Ele, que ensina no Ensino Superior há 16 anos, fala que é “sintomático” o fato de o projeto ter sido lançado num momento como esse, de cortes e contingenciamento. Em paralelo à fala de Mônica, Fernando também fala de autoritarismo do governo, já que não houve um consenso com as universidades, e que muitas já estão se opondo, a exemplo da própria UFPB.

Nas suas palavras, “mecanismos internos de controle ligados às empresas privadas” colocam a privatização a um passo mais próximo das universidades. Além disso, atualmente nada impede que as universidades adquiram recursos próprios. O que acontece é que não há interesse geral das Organizações Sociais em investir em determinadas pesquisas, segundo Fernando, porque não interessa ao mercado. Isso indica que, no Future-se, haveria uma espécie de “troca” entre investimentos e administração.

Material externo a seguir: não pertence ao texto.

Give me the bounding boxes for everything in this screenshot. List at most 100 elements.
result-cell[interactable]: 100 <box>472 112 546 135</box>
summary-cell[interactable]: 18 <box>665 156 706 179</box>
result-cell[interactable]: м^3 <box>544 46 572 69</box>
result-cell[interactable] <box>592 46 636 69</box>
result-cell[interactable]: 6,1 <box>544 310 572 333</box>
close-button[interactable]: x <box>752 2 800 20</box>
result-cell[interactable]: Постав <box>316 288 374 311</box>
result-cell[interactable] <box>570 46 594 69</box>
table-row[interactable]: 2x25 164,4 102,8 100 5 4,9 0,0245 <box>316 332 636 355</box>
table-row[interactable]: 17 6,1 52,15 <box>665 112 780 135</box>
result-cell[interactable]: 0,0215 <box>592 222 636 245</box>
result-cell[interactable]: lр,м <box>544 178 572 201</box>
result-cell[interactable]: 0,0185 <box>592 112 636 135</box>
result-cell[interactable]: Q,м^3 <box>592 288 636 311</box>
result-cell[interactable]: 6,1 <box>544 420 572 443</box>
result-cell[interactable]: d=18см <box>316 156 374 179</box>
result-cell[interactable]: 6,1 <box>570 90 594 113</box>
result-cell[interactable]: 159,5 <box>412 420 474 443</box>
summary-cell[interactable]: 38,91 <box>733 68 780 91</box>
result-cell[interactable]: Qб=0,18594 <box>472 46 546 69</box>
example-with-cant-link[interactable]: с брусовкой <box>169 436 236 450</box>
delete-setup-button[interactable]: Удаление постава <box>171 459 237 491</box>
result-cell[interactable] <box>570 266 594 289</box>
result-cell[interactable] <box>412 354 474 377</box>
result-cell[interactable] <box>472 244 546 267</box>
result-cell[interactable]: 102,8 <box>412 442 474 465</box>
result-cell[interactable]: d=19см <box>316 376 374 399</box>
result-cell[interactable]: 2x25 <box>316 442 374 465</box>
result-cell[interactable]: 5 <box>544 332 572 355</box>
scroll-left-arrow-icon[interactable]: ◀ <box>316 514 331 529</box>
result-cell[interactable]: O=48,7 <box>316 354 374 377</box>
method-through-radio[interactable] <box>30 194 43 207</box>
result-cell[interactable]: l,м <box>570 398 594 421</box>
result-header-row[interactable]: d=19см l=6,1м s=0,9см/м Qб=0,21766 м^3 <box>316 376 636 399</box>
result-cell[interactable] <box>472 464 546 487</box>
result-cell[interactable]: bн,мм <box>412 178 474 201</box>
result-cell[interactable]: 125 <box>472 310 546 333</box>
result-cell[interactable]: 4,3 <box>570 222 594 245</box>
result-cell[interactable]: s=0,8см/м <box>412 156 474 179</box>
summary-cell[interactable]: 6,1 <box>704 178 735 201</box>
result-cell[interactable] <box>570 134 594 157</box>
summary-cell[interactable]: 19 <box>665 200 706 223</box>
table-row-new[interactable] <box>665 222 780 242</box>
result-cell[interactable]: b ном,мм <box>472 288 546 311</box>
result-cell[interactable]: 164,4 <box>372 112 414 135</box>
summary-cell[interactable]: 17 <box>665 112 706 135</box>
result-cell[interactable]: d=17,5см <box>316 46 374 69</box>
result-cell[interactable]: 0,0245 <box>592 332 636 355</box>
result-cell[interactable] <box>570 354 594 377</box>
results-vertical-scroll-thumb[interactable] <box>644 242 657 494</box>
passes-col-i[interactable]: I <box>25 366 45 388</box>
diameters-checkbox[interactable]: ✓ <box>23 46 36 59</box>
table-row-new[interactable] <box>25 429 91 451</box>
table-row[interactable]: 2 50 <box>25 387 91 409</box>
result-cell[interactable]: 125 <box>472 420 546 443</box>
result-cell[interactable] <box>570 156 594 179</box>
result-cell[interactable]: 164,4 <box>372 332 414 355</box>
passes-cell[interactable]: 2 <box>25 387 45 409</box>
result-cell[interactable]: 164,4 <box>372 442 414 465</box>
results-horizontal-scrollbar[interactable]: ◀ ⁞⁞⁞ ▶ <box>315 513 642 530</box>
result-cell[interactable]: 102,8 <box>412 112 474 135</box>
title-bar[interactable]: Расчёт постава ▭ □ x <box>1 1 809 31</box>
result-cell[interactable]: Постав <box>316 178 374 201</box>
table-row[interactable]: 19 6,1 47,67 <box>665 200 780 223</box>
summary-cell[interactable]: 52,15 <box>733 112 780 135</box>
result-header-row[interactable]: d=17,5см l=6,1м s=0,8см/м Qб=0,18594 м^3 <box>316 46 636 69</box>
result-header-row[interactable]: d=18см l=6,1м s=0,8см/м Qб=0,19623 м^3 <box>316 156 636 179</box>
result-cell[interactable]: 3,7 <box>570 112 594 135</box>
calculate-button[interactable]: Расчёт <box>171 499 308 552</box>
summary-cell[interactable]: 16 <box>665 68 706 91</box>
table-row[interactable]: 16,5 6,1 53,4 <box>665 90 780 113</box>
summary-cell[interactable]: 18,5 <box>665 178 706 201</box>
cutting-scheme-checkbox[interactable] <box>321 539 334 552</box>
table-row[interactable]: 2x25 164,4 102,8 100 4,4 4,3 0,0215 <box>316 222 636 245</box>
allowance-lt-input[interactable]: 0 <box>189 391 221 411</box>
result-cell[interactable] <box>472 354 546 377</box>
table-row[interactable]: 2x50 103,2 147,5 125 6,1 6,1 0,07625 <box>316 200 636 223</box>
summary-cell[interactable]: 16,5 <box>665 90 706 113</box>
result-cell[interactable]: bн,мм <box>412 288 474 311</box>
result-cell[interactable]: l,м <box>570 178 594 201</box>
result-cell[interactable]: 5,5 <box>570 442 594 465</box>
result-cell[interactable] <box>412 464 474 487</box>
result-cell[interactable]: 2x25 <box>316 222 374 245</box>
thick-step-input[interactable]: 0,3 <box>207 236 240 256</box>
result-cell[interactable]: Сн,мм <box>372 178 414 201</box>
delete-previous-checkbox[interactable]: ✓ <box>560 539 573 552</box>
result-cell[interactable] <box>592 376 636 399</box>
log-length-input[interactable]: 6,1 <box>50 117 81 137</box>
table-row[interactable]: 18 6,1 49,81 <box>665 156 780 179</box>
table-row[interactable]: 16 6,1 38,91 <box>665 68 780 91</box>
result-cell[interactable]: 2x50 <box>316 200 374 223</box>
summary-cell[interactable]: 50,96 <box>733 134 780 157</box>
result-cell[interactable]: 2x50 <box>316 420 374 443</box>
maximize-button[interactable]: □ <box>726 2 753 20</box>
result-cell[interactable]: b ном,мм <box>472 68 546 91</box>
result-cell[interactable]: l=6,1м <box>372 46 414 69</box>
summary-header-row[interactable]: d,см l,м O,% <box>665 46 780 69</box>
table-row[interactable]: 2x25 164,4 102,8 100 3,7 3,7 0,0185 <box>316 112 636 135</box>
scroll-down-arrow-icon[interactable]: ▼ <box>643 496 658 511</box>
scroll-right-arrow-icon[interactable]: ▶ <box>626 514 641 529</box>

Apesar de ser dito que o orçamento para as universidades seria mantido, com a adesão ou não do projeto, isto não consta no documento oficial, o que preocupa o vice-presidente da ADUFPB. Por todo o processo que as instituições vêm sofrendo, a sua opinião é de que a ideia do governo não é de universalizar o ensino, pois não se vê medidas que realmente apontem para a melhoria da educação, como a falta de propostas para analfabetos funcionais que cursam o Ensino Superior. Dessa forma, ele enxerga uma “redução” do direito humano à Educação.